SAPACC’s Letter to UN GS
21 September 2019
The Secretary General
United Nations
New York
Re: The United Nations Declare a Planetary Climate Crisis
Dear Mr Antonio Guterres,
This petition seeks your urgent intervention in the most pressing issue facing our planet, the looming climate crisis.
Recognizing the need for people to get involved to tackle the climate crisis and the urgency of action, 350 people representing many civil society organizations from five countries in South Asia – Bangladesh, India, Maldives, Nepal, and Sri Lanka – met in Hyderabad, India, on 18-21 September and launched the South Asian People’s Action on Climate Crisis (SAPACC). Our members include farmer’s organizations, trade unions, indigenous people’s organizations, fisherfolk groups, women’s organizations, indigenous people’s groups, environmental groups and other civil society organizations, youth groups, scientists and other professionals, and numerous concerned individuals from all over South Asia.
Under Article 2 of the Paris Agreement on climate change, member nations/parties to the Agreement agreed to “strengthen the global response to the threat of climate change”, including by “(a) Holding the increase in global average temperature to well below 2oC above pre-industrial temperatures, and pursuing efforts to limit the temperature increase to 1.5oC above pre-industrial levels”. However, there is little evidence that they have done so. Emissions have continued to soar, as have global temperatures.
The impacts of the climate crisis have been particularly acute in South Asia, a region where millions of the world’s most underprivileged people live and who are deeply dependent on what natural ecosystems provide. Glaciers in Nepal have decreased by more than a quarter of their area since 1977. Sea level rise is accelerating in Bangladesh and the Maldives. Pakistan has faced severe flooding and also deaths from heat stress in recent years. In India, the crucial southwest monsoon has reduced in many parts of the country; heat stress is increasing; droughts are spreading, floods and water stress have become frequent–severely impacting the urban and rural poor. A combination of heat and humidity will make many parts of this region unlivable. Accelerated sea level rise will displace tens of millions in Bangladesh, India, Sri Lanka, Maldives, and Pakistan. IPCC’s 1.5oC Special Report of October 2018 states we have only twelve years before things get significantly worse.

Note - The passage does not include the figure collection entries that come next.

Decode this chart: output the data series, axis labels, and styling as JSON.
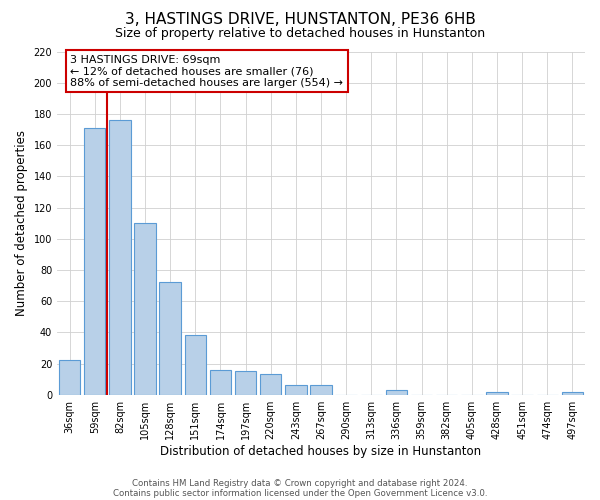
{
  "title": "3, HASTINGS DRIVE, HUNSTANTON, PE36 6HB",
  "subtitle": "Size of property relative to detached houses in Hunstanton",
  "xlabel": "Distribution of detached houses by size in Hunstanton",
  "ylabel": "Number of detached properties",
  "categories": [
    "36sqm",
    "59sqm",
    "82sqm",
    "105sqm",
    "128sqm",
    "151sqm",
    "174sqm",
    "197sqm",
    "220sqm",
    "243sqm",
    "267sqm",
    "290sqm",
    "313sqm",
    "336sqm",
    "359sqm",
    "382sqm",
    "405sqm",
    "428sqm",
    "451sqm",
    "474sqm",
    "497sqm"
  ],
  "values": [
    22,
    171,
    176,
    110,
    72,
    38,
    16,
    15,
    13,
    6,
    6,
    0,
    0,
    3,
    0,
    0,
    0,
    2,
    0,
    0,
    2
  ],
  "bar_color": "#b8d0e8",
  "bar_edge_color": "#5b9bd5",
  "vline_color": "#cc0000",
  "annotation_box_text": "3 HASTINGS DRIVE: 69sqm\n← 12% of detached houses are smaller (76)\n88% of semi-detached houses are larger (554) →",
  "annotation_box_color": "#cc0000",
  "annotation_text_color": "#000000",
  "ylim": [
    0,
    220
  ],
  "yticks": [
    0,
    20,
    40,
    60,
    80,
    100,
    120,
    140,
    160,
    180,
    200,
    220
  ],
  "footer_line1": "Contains HM Land Registry data © Crown copyright and database right 2024.",
  "footer_line2": "Contains public sector information licensed under the Open Government Licence v3.0.",
  "background_color": "#ffffff",
  "grid_color": "#d0d0d0"
}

We welcome your reported statement that “unless we make a course change by 2020, we face the possibility of runaway climate change with disastrous consequences”. We urge you, as Secretary General of the United nations, to ensure that our petition with the demands listed below be placed before the UN General Assembly and other UN bodies concerned with the climate crisis.
We demand that:
· The United Nations immediately declare a planetary climate crisis, and initiate ecologically, socially, economically appropriate and time- bound action plans to mitigate it;
· The greenhouse gas emissions of developed countries be reduced drastically to reach net zero by 2030, and of developing nations by 2040. This should be non-negotiable and binding.
· That all nations take responsibility for the injuries and damage caused by climate change in proportion to their historic emissions, and must include adaptation needs of less developed nations, small island developing states, and South Asian nations;
· Degraded land, water, air, forests, and biodiversity be restored as healthy ecosystems, also incorporating indigenous knowledge;
· A comprehensive policy framework for the rights of full rehabilitation of climate refugees be formulated and implemented; and
· The country emissions accounting framework be restructured to include outsourced emissions in the consuming country’s account.